Giadha Aguirre de Carcer, CEO of Frontier Financial Group Inc., a firm that provides data and analytics on the cannabis industry, is sympathetic. Once during a presentation, an investor told her to put her curly hair up because he couldn’t focus as she was speaking.

“We tend to be distracting, period, because we often happen to be the only woman in the room or one of two,” said Carcer, who previously worked at JPMorgan Chase & Co. “Let’s be conscious of that and capitalize on it, but also don’t let it be something that takes away from what you say.”

In the business world, hierarchies of race and gender tend to reproduce over time, according to Heather Haveman, professor at University of California, Berkeley, who has studied emerging legalized cannabis industry.

FILE – In this April 23, 2017, file photo, vendors offer marijuana for sale at the High Times Cannabis Cup in San Bernardino, Calif. (AP Photo/Richard Vogel, File)

“If the field of legal cannabis is becoming more corporate that might lead to a reduction in the women at the top,” Haveman said. “Corporate funders and the corporate advisers will bring their own lens to bear.”

To many female entrepreneurs, there’s still reason to be optimistic.

“The cannabis industry is really brand new,” said Nancy Whiteman.

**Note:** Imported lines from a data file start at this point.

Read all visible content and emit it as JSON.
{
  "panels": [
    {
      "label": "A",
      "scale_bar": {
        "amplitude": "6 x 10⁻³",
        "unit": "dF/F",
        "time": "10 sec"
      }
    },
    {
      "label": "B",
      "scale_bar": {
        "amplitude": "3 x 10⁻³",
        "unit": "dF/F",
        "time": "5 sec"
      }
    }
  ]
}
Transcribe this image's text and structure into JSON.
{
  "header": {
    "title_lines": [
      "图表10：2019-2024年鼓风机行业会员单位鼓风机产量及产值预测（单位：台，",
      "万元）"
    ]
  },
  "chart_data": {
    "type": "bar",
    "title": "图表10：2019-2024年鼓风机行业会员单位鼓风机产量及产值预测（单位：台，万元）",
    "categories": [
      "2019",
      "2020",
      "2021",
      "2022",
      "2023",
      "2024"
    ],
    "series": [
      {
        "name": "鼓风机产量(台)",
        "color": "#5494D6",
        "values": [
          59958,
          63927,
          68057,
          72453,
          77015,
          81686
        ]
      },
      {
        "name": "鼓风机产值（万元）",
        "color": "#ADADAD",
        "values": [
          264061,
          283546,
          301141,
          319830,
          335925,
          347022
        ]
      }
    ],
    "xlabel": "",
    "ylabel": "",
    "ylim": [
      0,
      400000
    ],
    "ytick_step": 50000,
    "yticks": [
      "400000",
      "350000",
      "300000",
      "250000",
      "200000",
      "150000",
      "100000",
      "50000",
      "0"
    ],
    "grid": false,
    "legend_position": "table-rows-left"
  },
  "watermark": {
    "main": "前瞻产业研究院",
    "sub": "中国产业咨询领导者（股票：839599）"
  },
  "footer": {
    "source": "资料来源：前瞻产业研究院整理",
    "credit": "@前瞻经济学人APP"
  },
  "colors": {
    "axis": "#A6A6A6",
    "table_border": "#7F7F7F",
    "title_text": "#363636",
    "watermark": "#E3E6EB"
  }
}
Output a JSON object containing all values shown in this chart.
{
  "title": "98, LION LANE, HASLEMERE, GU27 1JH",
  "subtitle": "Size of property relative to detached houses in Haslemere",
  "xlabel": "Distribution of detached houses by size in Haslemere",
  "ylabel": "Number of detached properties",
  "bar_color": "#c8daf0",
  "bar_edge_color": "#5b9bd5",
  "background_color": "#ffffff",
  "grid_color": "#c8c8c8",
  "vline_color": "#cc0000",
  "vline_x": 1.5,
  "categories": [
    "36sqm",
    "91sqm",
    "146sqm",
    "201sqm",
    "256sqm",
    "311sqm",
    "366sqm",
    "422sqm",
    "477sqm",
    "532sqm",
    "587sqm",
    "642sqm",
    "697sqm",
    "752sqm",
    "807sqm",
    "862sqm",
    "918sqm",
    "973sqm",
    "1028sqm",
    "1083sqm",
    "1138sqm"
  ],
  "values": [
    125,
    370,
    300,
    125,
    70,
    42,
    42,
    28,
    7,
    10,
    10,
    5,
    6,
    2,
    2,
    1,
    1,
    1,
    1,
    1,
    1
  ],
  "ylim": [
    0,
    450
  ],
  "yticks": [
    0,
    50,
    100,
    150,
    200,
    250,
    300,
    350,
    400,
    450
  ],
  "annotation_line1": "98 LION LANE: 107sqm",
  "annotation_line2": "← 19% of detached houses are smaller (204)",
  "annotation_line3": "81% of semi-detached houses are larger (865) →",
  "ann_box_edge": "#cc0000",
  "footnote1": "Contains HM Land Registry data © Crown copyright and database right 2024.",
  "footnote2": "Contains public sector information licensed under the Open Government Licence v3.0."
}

Before she founded Wana Brands, a Colorado-based edible company, she worked in financial services, technology and media, and those industries felt much more male-dominated. In marijuana, she said, “It’s not like there’s 100 or 200 years of history that has to be broken through.”

Several organizations and programs have focused on connecting women in the marijuana field, such as Women Grow. The three-year-old group plans to release a guide for female entrepreneurs at their annual summit in February.

“The marijuana industry is still primarily white male, but if the glass ceiling was 12 feet high in the banking industry, I think in marijuana it feels like it’s 20 feet high,” Amy Andrle, co-owner of L’Eagle Services, a Colorado-based cannabis dispensary that specializes in organic products. “There’s just a lot of opportunity to grow and excel.”